The funds will accelerate Reduxio’s product development and support its go-to-market plan, the company said. As part of the deal, Seagate will obtain a seat on Reduxio’s board of directors.
Solid-state flash drives (SSDs) have become more popular in recent years. They’re faster and more stable than the traditional spinning mechanical hard disk drives (HDDs) most computers use.

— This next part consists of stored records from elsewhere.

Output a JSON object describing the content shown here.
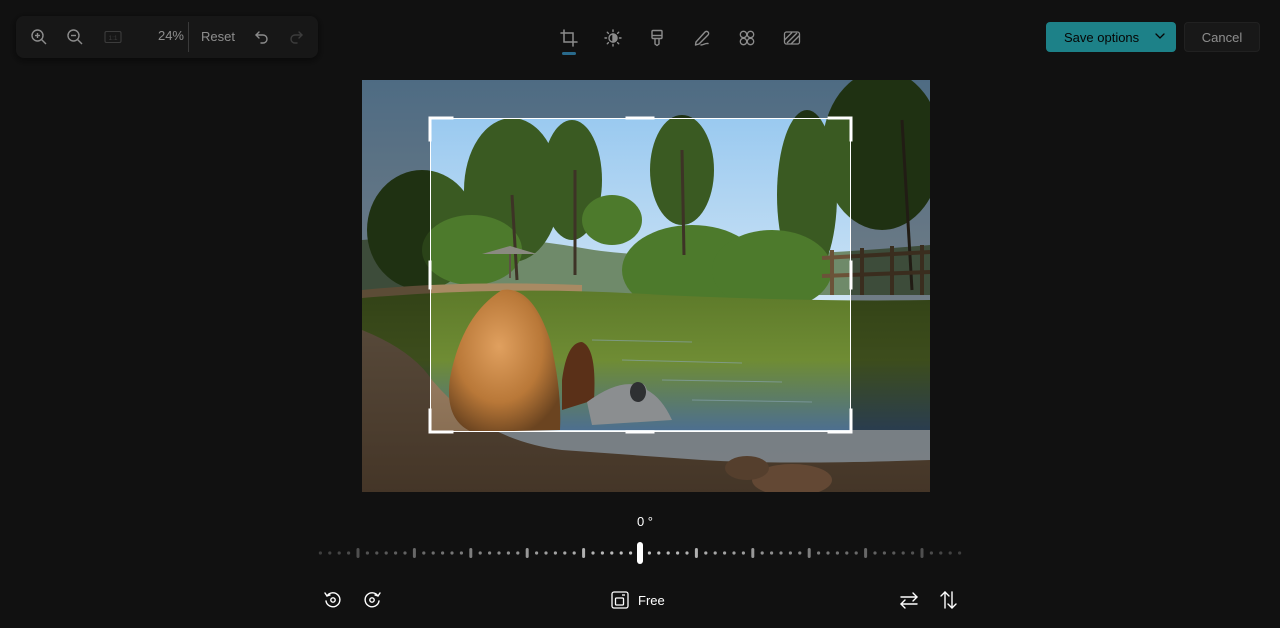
{
  "zoom_toolbar": {
    "zoom_level": "24%",
    "reset_label": "Reset",
    "actual_size_label": "1:1"
  },
  "tool_tabs": [
    {
      "name": "crop",
      "icon": "crop-icon",
      "active": true
    },
    {
      "name": "adjustment",
      "icon": "brightness-icon",
      "active": false
    },
    {
      "name": "filter",
      "icon": "filter-icon",
      "active": false
    },
    {
      "name": "markup",
      "icon": "markup-pen-icon",
      "active": false
    },
    {
      "name": "retouch",
      "icon": "retouch-icon",
      "active": false
    },
    {
      "name": "background",
      "icon": "background-icon",
      "active": false
    }
  ],
  "header": {
    "save_label": "Save options",
    "cancel_label": "Cancel"
  },
  "rotation": {
    "angle_label": "0 °",
    "angle_value": 0
  },
  "bottom_bar": {
    "aspect_ratio_label": "Free"
  },
  "colors": {
    "background": "#202020",
    "accent": "#35ecf7",
    "indicator": "#4cc2ff"
  }
}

SSDs have no moving parts, “they use less power, and they won’t die if you bump or drop them, like HDDs,” Reduxio CEO Mark Weiner told The Times of Israel.
But SSDs have problems of their own. “As you write, erase, and rewrite to an SSD, the ‘image’ of the data you are writing gets weaker, and eventually the thing wears out,” Wiener said, and as a result, corporations that need to save data for the long term are hedging their bets, retaining their HDD systems for backups, storage, and data processing.
These new hybrid disk systems require a new approach to disk management, because the management systems in use today are not optimized for SSD integration. “Often companies run specific applications on a server from a flash drive in order to speed things up, so now you are seeing more mixed systems, with HDDs and SSDs operating in a single array,” said Wiener. “In order to ensure maximum efficiency, you need a good disk array management system, and that’s where Reduxio comes in,” he said.
“Reduxio figures out which files are the most accessed and being worked on and keep them on the flash drive until they’re no longer needed, at which point they are off-loaded to the HDD components,” said Wiener. “The result – a hard drive system that gives users the speed advantage of flash, with the cost advantage of HDD. Other management systems are not optimized for hybrid disk systems,” Weiner said. “We are the first ones to develop this.”
With Reduxio, Seagate hopes to develop products that can cater to the hybrid market, said Rocky Pimentel, president of Global Markets and Customers at Seagate. “Reduxio has built an architecture that can truly leverage the capabilities of hard disk drives, solid state storage, and future non-volatile technologies together in a single system. We believe that systems that successfully integrate multiple media types can deliver compelling price/performance and reliability benefits and will have a unique position in the market.”
“We are very excited to close this funding round,” Weiner said. “We are thrilled to have Seagate as an investor. Seagate has the knowhow and the passion that has allowed them to continue to be the leader in the storage industry. Seagate’s investment validates our innovative architecture and our execution to date, and will help us to bring our products to customers earlier.”